An example of the kind of success found at GSS is Kate Bohunnis, the winner of the 2021 $100,000 Ramsay Art Prize. Kate was another Helpmann Academy-funded George Street Studio resident in 2019, who stayed on in the space for an additional three years.

Kate made the award-winning work Edges of Excess at GSS, and tells CityMag the wealth of fabrication knowledge percolating in the Thebarton tin shed has “hugely impacted my practice.”

“The technical skills and material knowledge I have developed over this time will continue to benefit my work for years to come,” Kate, who identifies as non-binary, says.

“It is extremely rare to find a workshop that blends fabrication with experimental and contemporary art and even rarer again to find one that is welcoming to women and non-binary people.”

Jane McFarlane, CEO of the Helpmann Acadamy, tells CityMag that GSS is vital for Adelaide’s emerging artists because it offers a “dedicated studio, outside of an artist’s usual surroundings”.

“The artists we have supported, all comment on the generosity of ideas and skill sharing, the camaraderie and the incredible learning curve they have at George Street through their immersion into studio life,” she says.

Some of the magic that GSS forged won no awards.

Eleanor fondly recalls group activities, such as the Wobbly Chair Affair, where the multidisciplinary makers had an hour to fashion a stool out of unorthodox materials.
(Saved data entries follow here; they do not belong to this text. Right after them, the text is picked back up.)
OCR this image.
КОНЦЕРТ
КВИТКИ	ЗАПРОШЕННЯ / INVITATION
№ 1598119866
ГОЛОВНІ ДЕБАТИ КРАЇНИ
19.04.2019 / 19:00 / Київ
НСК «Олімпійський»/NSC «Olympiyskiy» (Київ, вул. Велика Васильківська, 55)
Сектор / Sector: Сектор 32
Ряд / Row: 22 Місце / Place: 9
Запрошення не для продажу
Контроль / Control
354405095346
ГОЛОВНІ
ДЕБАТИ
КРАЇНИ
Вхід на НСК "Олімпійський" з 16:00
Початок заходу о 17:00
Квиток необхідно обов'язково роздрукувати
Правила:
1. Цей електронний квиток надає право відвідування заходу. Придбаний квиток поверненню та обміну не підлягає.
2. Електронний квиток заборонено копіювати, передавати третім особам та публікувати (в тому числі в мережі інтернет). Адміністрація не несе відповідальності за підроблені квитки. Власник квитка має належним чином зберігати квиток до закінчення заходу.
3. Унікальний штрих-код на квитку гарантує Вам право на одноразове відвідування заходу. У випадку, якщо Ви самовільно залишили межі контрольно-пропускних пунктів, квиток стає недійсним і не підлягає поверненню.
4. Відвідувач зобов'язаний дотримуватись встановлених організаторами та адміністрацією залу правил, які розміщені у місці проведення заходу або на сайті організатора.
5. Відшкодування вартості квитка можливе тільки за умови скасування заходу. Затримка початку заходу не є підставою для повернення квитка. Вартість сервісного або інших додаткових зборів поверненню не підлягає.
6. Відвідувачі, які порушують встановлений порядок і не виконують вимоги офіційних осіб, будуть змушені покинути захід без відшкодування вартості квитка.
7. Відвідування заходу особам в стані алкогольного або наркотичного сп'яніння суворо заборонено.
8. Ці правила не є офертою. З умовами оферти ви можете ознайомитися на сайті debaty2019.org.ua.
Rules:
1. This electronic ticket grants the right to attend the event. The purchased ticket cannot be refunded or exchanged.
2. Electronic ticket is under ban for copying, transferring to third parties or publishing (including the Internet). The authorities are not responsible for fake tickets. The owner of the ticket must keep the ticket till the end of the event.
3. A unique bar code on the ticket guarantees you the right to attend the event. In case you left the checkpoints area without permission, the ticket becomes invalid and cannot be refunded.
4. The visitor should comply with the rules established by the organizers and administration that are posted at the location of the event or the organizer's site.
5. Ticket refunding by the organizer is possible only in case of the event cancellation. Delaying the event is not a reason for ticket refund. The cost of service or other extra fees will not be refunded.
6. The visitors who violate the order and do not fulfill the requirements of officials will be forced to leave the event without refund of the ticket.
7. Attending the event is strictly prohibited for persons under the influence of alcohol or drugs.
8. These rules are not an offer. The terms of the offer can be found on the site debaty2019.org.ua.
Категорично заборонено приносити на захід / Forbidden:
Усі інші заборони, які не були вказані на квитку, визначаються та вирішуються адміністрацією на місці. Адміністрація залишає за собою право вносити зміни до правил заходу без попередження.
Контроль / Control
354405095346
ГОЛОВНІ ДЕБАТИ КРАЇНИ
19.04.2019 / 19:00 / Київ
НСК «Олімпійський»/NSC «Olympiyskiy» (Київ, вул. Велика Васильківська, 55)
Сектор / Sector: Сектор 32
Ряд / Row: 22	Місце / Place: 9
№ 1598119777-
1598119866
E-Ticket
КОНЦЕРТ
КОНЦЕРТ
They then had to sit on their said stools while they enjoyed a formal dinner, where “some chairs survived and some didn’t,” Eleanor says, laughing.

These moments were just as important as the accolades. It’s because it demonstrated when “people’s ideas become real,” she says.

“I feel like so many of us have had really ambitious ideas that couldn’t be actualised until we came to a space with people that have the maths brain to help us and make it happen.”